EVENTS AT SPANKY’S
A solo performance this Friday evening in Waterford, WI by Award Winning Singer-Songwriter and Renowned Cover Artist Phil Norby
Spanky's 2024 Rib Cook Off and Tailgate Party
Mark your calendars for September 14th! Spanky's annual Rib Cook Off is back with a sizzle. It's not just about the bragging rights; there's serious prize money up for grabs, and registration details are coming your way soon.
Gear up for an epic day of barbecue battles and the Wisconsin vs. Alabama tailgate party, complete with live tunes and games. Rally your crew, get your taste buds ready, and join us for a flavor-packed competition.
You say you want to cook? Enter to be one of the 30 teams for this year's event.
spankyswaterford.com/spankys-2024-rib-cook-off/
The event is limited to the first 30 paid teams!

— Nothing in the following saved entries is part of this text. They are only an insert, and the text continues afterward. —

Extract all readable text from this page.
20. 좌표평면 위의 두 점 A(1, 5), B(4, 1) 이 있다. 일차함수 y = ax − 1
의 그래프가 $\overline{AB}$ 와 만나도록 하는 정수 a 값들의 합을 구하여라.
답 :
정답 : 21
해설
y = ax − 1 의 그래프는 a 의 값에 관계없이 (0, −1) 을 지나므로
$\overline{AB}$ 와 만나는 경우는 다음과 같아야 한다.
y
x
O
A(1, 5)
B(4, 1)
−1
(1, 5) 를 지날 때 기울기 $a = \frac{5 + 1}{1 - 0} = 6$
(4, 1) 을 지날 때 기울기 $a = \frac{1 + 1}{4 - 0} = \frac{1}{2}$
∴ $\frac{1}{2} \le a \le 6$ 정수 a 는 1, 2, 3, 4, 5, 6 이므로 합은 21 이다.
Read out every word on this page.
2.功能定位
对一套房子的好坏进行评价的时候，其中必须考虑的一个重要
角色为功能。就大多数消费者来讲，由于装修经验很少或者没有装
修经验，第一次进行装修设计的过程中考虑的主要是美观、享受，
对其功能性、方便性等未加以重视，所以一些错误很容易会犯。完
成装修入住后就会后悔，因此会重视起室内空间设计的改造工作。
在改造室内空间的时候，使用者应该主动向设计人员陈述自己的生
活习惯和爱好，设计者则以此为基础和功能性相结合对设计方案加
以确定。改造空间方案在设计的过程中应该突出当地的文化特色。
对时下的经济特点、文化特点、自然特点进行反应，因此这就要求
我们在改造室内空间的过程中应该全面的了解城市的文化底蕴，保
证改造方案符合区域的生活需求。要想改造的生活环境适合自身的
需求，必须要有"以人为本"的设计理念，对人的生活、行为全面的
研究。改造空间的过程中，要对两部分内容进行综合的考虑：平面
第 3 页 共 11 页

Spanky – Rib Cook-Off 2024
Date: Sept. 14th, 2024
Spanky’s Sports Bar and Grill
403 S. 6th Street, Waterford WI 53185
Event Schedule
7AM – Registration/Staging and Setup
8AM – Cooks Meeting & Rib Pickup
9AM – Cooking Begins
3PM – Turn-In and Judging
4:30 – Awards
Entry Fee - $125 (Includes payment for 4 racks ribs) / Limited to the first 30 teams that register and pay
Contact – Matt Allen 262.716.6000 / email: mattallen636@gmail.com
Spanky’s Rib Cook-Off Prizes:
1st Place - $750 / $100 Spanky’s Gift Certificate
2nd Place - $400 / $50 Spanky’s Gift Certificate
3rd Place - $200 / $50 Spanky’s Gift Certificate
4th Place - $100 / $50 Spanky’s Gift Certificate
5th Place - $50 / $50 Spanky’s Gift Certificate
6th – 10th Place - $50 Spanky’s Gift Certificate
BBQ Cook-Off Rules
1. SUPPLIES – Teams must provide all their own supplies. Spanky’s will provide space, trash bags, and containers for judging. NO ELECTRICITY OR WATER WILL BE PROVIDED. Props, trailers, vehicles, tent coverings, or any other part of the contestants’ equipment MUST NOT EXCEED the boundaries of the assigned cooking space unless approved by Spanky’s. Holes or dug pits are not permitted. Any equipment or devices that may damage the surface area of the contest site in any way are prohibited.
2. PREPARATION – Ribs will be provided and distributed at the Cooks Meeting. All meat will be cooked on-site. The preparation and completion of all ribs in competition is within the confines of the cook-off site and during the time limits designated by Spanky’s.
3. SANITATION – Cooks are to prepare and cook in as sanitary a manner as possible. Cooking conditions are subject to inspection by the judging committee. Infractions identified by the judging committee shall be immediately corrected, or the cook will be subject to disqualification. Teams must provide their own cleaning area for washing, rinsing, and sanitization.
4. ENTRIES PER PIT – Spanky’s recognizes that a contestant or team consists of one chief cook and no more than four assistants (only one entry (one chief cook) will cook on a given pit). It will be the responsibility of the promoter to monitor entries. Notwithstanding multiple entries in the same category by the same cook and multiple entries from the same piece of meat shall not be allowed. Contestants may check into the designated Barbecue Cook-off area beginning at 7:00 A.M Saturday September 14th, 2024, and must have all equipment packed away by 8pm.
5. The following categories are recognized and judged in this year’s event: Pork Baby Back Ribs
6. JUDGING TRAYS – A single sheet of aluminum foil should be supplied in each tray. All judging containers shall be clean and free of any markings. Judging boxes may be garnished with leaf lettuce. Marked containers may be disqualified at the Head Judge’s discretion. Cooks are responsible for ensuring that the containers. they receive remain clean and free of distinguishing marks.
7. JUDGING TRAYS CONTENTS – Spanky’s requires that all cooks obtain 6 equal ribs to be placed in each judging tray. The Head Judge or designated representative will inspect all trays at the time of turn-in to assure compliance with the turn-in criteria. All condiments are prohibited, as they do not reflect the true quality of the cooked meat. Judging is based upon appearance, color, aroma, tenderness, taste and aftertaste.
8. TURN-IN TIME – Turn-in time is 3PM. No changes to turn-in time will be made. A turn-in window often (5) minutes before and after set turn-in time will be recognized. Judging trays received after that time will not be accepted for judging.
9. TERMS FOR DISQUALIFICATION – After the tray has been turned in, any tray found to be in violation of Spanky’s rules, will be disqualified at the discretion of the “Head Judge”. Disqualified tray numbers will be called out immediately following the category announcements.